Information Technology (-9.4%) was the largest detractor, reflecting ongoing global rotation away from long-duration growth sectors. A-REITs declined 2.7%, pressured by rising domestic yield expectations following the inflation surprise.
Reporting season has delivered solid aggregate earnings surprises so far, particularly among banks and resource names. However, result-day volatility has increased, suggesting elevated positioning and less tolerance for earnings misses. Poor results tend to come out later in the season and so we wait till the end of February before we can make a better-informed judgement.
Global Developed Equities
Global markets were mixed. The MSCI World Index (AUD) declined 2.7%, while the S&P 500 rose 1.4% (USD terms). US Q4 earnings growth is tracking above 13% year-on-year — materially stronger than expected at quarter end — with revenue growth near 9%.
Sector leadership broadened into value and energy, while software and growth stocks experienced renewed selling pressure amid concerns around AI disruption and valuation sustainability. Japanese equities outperformed strongly, supported by fiscal stimulus and corporate governance reform momentum.
Emerging Markets
Emerging market equities rose 3.6% (AUD), outperforming developed peers. Supportive monetary conditions, stabilising commodity prices and relatively attractive valuations underpin the constructive outlook. China’s manufacturing PMI slipped back below expansion territory (49.3), highlighting ongoing structural fragility, though targeted stimulus continues.
Listed Real Assets
A-REITs fell 2.7% as higher domestic rate expectations weighed on long-duration assets. In contrast, global REITs rose 2.8% (AUD hedged), while global infrastructure gained 3.8%, benefiting from defensive flows and stable cash flow characteristics.
Fixed Income
January saw a meaningful repricing of bond markets. In Australia, the 10-year government bond yield rose 7 basis points to 4.81%, reflecting both the inflation surprise and the RBA’s subsequent rate increase. The December quarterly CPI rose 0.6% QoQ (3.6% YoY), while the trimmed mean printed at 3.4% YoY — above both consensus and the RBA’s prior forecasts. Inflation breadth has expanded, with approximately 60% of CPI components running above 2.5% annualised.
In the US, the 10-year Treasury yield rose 16 basis points to 4.26% as the Federal Reserve held rates steady but adopted more upbeat economic language. Markets now price a gradual and limited easing cycle in 2026.
Credit spreads remain contained. Australian investment-grade spreads tightened to their lowest levels since 2022, partially offsetting higher sovereign yields and supporting corporate borrowing conditions.
Commodities & Currencies
Commodities delivered strong returns. Oil rose between 13–16% amid geopolitical tensions and supply concerns. Gold surged above US$5,500/oz mid-month before experiencing sharp volatility following the Fed Chair announcement. Silver saw particularly pronounced price swings.
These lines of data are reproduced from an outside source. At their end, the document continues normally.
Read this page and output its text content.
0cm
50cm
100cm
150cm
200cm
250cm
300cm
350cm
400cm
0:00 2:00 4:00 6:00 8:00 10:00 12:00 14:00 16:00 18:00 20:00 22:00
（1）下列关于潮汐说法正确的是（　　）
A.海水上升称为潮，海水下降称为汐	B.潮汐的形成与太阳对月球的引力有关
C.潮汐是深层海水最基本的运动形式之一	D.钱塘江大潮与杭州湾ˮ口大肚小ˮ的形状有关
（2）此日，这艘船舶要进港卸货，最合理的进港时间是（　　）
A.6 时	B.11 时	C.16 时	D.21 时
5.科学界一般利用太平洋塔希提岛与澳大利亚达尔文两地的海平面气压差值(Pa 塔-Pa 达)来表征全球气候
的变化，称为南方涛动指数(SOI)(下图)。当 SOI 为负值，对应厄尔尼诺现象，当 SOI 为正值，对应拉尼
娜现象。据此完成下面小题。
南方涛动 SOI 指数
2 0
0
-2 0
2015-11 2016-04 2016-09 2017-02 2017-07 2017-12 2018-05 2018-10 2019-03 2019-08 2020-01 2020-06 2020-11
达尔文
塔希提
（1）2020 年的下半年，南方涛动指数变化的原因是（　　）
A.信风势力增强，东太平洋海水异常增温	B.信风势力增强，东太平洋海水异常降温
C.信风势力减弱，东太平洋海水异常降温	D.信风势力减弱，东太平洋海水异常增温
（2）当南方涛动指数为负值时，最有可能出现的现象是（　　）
The Australian dollar appreciated 4.4% to US$0.6964, supported by stronger-than-expected labour data and rising domestic rate expectations. The unemployment rate declined to 4.1%, reinforcing the narrative of economic resilience.
Global Macroeconomic and Corporate Earnings Overview
The global economy continues to demonstrate resilience. In the United States, payrolls rose 130,000 in January — well above expectations — and unemployment fell to 4.3%. Core CPI moderated to 2.5% year-on-year, the lowest since 2021. The Employment Cost Index rose just 0.7% in Q4, consistent with gradually easing labour cost pressures.
Corporate earnings remain robust. Approximately three-quarters of S&P 500 companies have reported, with aggregate earnings exceeding expectations by a healthy margin. Revenue growth remains strong, though retail sales data and consumer confidence surveys suggest spending momentum may normalise.
In Australia, macro conditions remain firm. Employment growth exceeded forecasts and dwelling finance commitments rose 9.5% quarter-on-quarter in Q4. However, inflation persistence — particularly in services, housing and electricity — was the defining development, ultimately prompting the RBA’s rate hike.
The policy challenge domestically is clear: growth remains resilient, but inflation remains above target and broad-based.
Central Bank Interest Rate Policy
Policy divergence has become more pronounced. The US Federal Reserve held its policy rate at 3.50%–3.75%, with Chair Powell describing the stance as broadly neutral. Markets now price a modest easing path, with limited cuts anticipated through 2026. The nomination of Kevin Warsh as the next Fed Chair was interpreted as moderately hawkish, supporting the US dollar and contributing to volatility in precious metals.
In contrast, the Reserve Bank of Australia raised the official cash rate in January from 3.60% to 3.85%, following stronger-than-expected inflation data. The decision reflects the Bank’s commitment to protecting its inflation credibility and anchoring medium-term expectations. Cash rate futures now price a higher-for-longer domestic rate profile, with further tightening possible should services inflation remain sticky.
Outlook
We enter 2026 in a more complex but still constructive environment. Globally, economic momentum remains intact and earnings growth is solid. However, valuation dispersion is increasing and leadership is broadening beyond US mega-cap technology. Japan and emerging markets continue to offer compelling relative opportunities.
For Australian investors, the rate hike materially shifts the domestic investment landscape. Inflation remains elevated and broad-based, and tighter financial conditions are likely to moderate household consumption over time. Equity sector performance may favour value, resources and income-generating exposures over long-duration growth segments which tend to underperform during periods of rising interest rates.
Bond markets may remain volatile as the RBA seeks to balance growth resilience against inflation credibility. Credit fundamentals remain stable, and infrastructure and real assets continue to provide portfolio diversification benefits.
Overall, we remain cautiously constructive on risk assets but expect returns to moderate as valuations are stretched and policy uncertainty persists. In this environment, disciplined asset allocation, global diversification and quality income exposure remain central to preserving and compounding wealth through 2026.